東京都心にクマソ襲来=熱帯の蝶が決死の北上
熱帯のソテツに発生するはずの蝶「クロマダラソテツシジミ」が近年、東京都心の公園にも頻繁に姿を見せている。数年に1度は関東各地でも大量発生するので、今では「クマソ」の愛称(外来の害虫なので敵意がこもっている場合もあるかも)で呼ばれることさえある。
「クマソ(熊襲)」は、日本の神話に登場する九州の勇猛な種族の名でもある。熱帯地方から沖縄に進出し、関東にまで姿を見せるようになったクロマダラソテツシジミは、大和王朝に激しく抵抗した熊襲の脅威を思い起こさせる。
東京でクロマダラソテツシジミがよく見られる季節は9月以降。台湾から南西諸島、九州へと夏場に徐々に北上して勢力圏を拡大。9月ごろに関東にたどり着くようだ。

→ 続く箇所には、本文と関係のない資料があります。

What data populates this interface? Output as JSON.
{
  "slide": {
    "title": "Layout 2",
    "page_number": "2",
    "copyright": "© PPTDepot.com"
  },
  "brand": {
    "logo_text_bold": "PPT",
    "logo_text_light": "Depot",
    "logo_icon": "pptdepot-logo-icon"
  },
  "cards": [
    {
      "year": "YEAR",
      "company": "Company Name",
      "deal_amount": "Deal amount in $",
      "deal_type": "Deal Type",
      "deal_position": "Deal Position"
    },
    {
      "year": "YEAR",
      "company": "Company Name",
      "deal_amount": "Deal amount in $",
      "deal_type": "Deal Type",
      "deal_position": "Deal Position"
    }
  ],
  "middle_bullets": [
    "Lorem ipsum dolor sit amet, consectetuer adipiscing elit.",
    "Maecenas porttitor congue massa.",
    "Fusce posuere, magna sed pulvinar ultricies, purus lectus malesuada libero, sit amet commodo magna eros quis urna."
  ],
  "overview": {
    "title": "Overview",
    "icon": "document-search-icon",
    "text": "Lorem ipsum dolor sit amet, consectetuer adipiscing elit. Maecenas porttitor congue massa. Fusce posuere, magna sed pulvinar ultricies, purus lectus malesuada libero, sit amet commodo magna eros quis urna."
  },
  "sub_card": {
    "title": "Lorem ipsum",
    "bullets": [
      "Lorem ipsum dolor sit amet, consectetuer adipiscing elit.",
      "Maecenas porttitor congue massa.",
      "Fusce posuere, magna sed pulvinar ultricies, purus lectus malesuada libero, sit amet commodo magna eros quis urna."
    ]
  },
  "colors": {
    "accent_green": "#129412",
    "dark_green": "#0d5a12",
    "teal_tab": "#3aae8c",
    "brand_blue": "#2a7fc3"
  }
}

以前は台湾とされていた越冬の北限は、最近では沖縄本島を含む南西諸島となり、九州でもまれに越冬が報告されている。しかし関東では、真冬から5月ぐらいまで、幼虫の餌となるソテツの新葉がないので、今のところどうやら越冬は不可能らしい。
つまり、勢力圏拡大を目指した決死の北上は、毎年敗北で終わる。関東でそんなクマソの死に際の雄姿を見たければ、ソテツのある公園を検索してみるのがいい。
ただしクマソは、小さい上に、わりと地味な蝶なので、交通費と入園料を払って探し当てても「なーんだ、こんなつまらない蝶なのか」とガッカリして、昆虫記者を恨む人がいるかもしれない。遠方の入園料の高い公園なら、クマソ探しを主目的にしないことをお勧めする。
今年はソテツが1株しかない横浜市の公園(入園無料)でもクマソを見かけたので、近所の小さな公園や個人宅の庭先でも、ソテツさえあればクマソがいるかも。金欠の昆虫記者としては、クマソごときのために懐を痛めたくない気持ちは良く分かるのである。